About twenty seconds in, Trav suddenly stopped singing the solo. He gestured for us to keep going, but a grimace worked its way onto his face. I heard it too. The background was cluttered instead of smooth, just off-key enough to hit the ear like an accident. Trav leaned forward into the circle to listen, his arched eyebrows practically meeting above his nose. “Whoever’s suspending the second, don’t,” he called halfway through the verse. I had no idea how he heard it, but somebody’s note shifted back into place.
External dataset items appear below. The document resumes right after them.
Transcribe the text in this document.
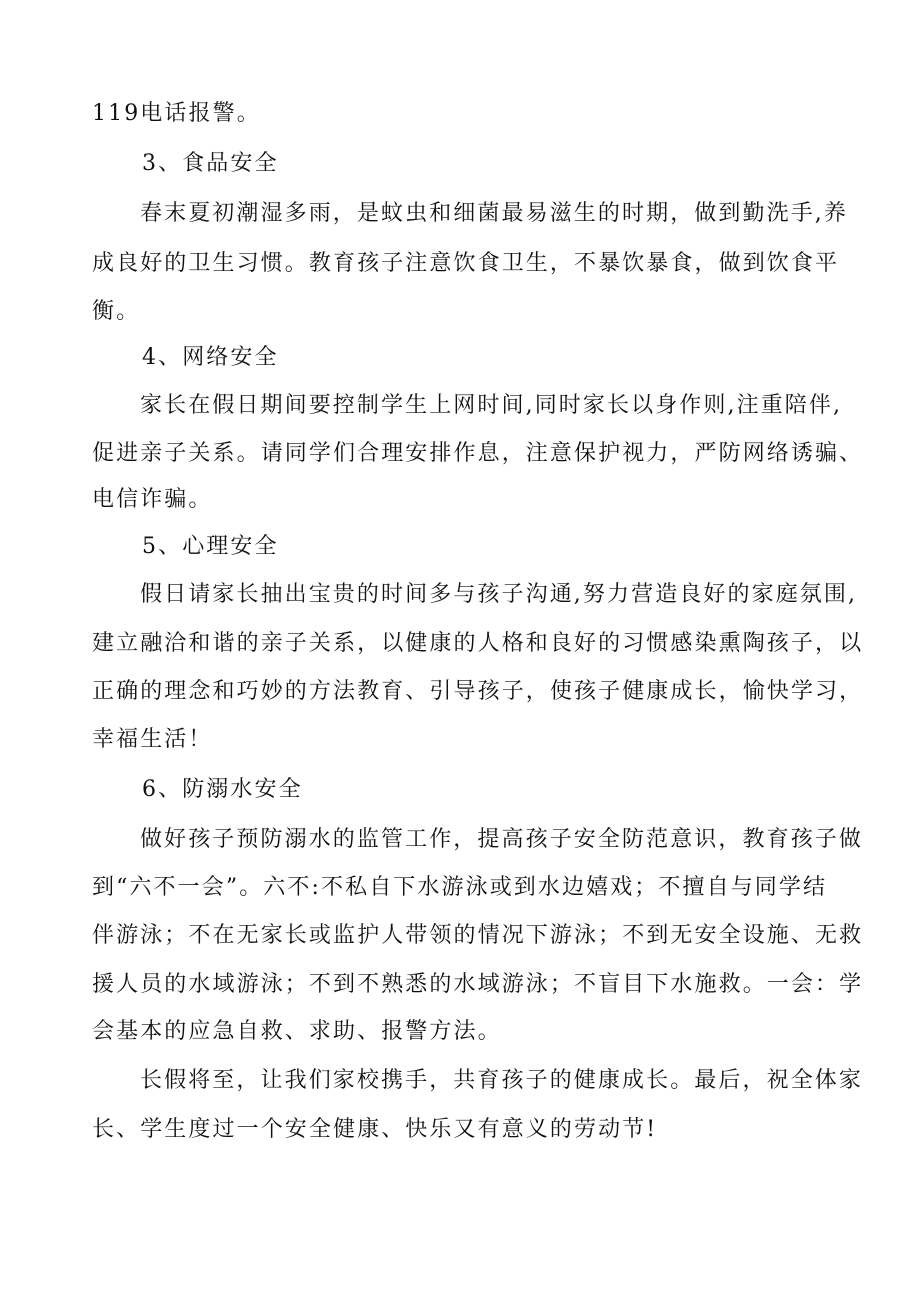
119电话报警。
3、食品安全
春末夏初潮湿多雨，是蚊虫和细菌最易滋生的时期，做到勤洗手,养
成良好的卫生习惯。教育孩子注意饮食卫生，不暴饮暴食，做到饮食平
衡。
4、网络安全
家长在假日期间要控制学生上网时间,同时家长以身作则,注重陪伴,
促进亲子关系。请同学们合理安排作息，注意保护视力，严防网络诱骗、
电信诈骗。
5、心理安全
假日请家长抽出宝贵的时间多与孩子沟通,努力营造良好的家庭氛围,
建立融洽和谐的亲子关系，以健康的人格和良好的习惯感染熏陶孩子，以
正确的理念和巧妙的方法教育、引导孩子，使孩子健康成长，愉快学习，
幸福生活！
6、防溺水安全
做好孩子预防溺水的监管工作，提高孩子安全防范意识，教育孩子做
到“六不一会”。六不:不私自下水游泳或到水边嬉戏；不擅自与同学结
伴游泳；不在无家长或监护人带领的情况下游泳；不到无安全设施、无救
援人员的水域游泳；不到不熟悉的水域游泳；不盲目下水施救。一会：学
会基本的应急自救、求助、报警方法。
长假将至，让我们家校携手，共育孩子的健康成长。最后，祝全体家
长、学生度过一个安全健康、快乐又有意义的劳动节!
As the song went on, the tonality sank even further. With dissatisfaction fastening into place on Trav’s expression, we were getting nervous, depressing the sound, tending flat.
“Pitch,” he warned. Backs straightened, and the sound lurched about a quarter-tone sharp, buckling into place part by part. By the second chorus, we’d grappled our way on top of the piece. But as we cycled through the chords leading into the bridge, Trav called out, “There’s no flat seven in these chords!” and then, “Stop, stop.”
He looked around the circle. “Who’s doing that? This isn’t fucking jazz, guys.” He glanced at Marcus, and his voice softened a bit. “Is—do you need to go over that part again?”
Marcus looked hurt. “I thought I got it right.”
To my surprise, Erik said begrudgingly, “He did get it right, I’m pretty sure.”
“But the Tenor 2 line . . .” Trav rounded on Isaac. “Is that you doing that? Are you just adding random sevenths?”
Isaac gave him a blank, confused look.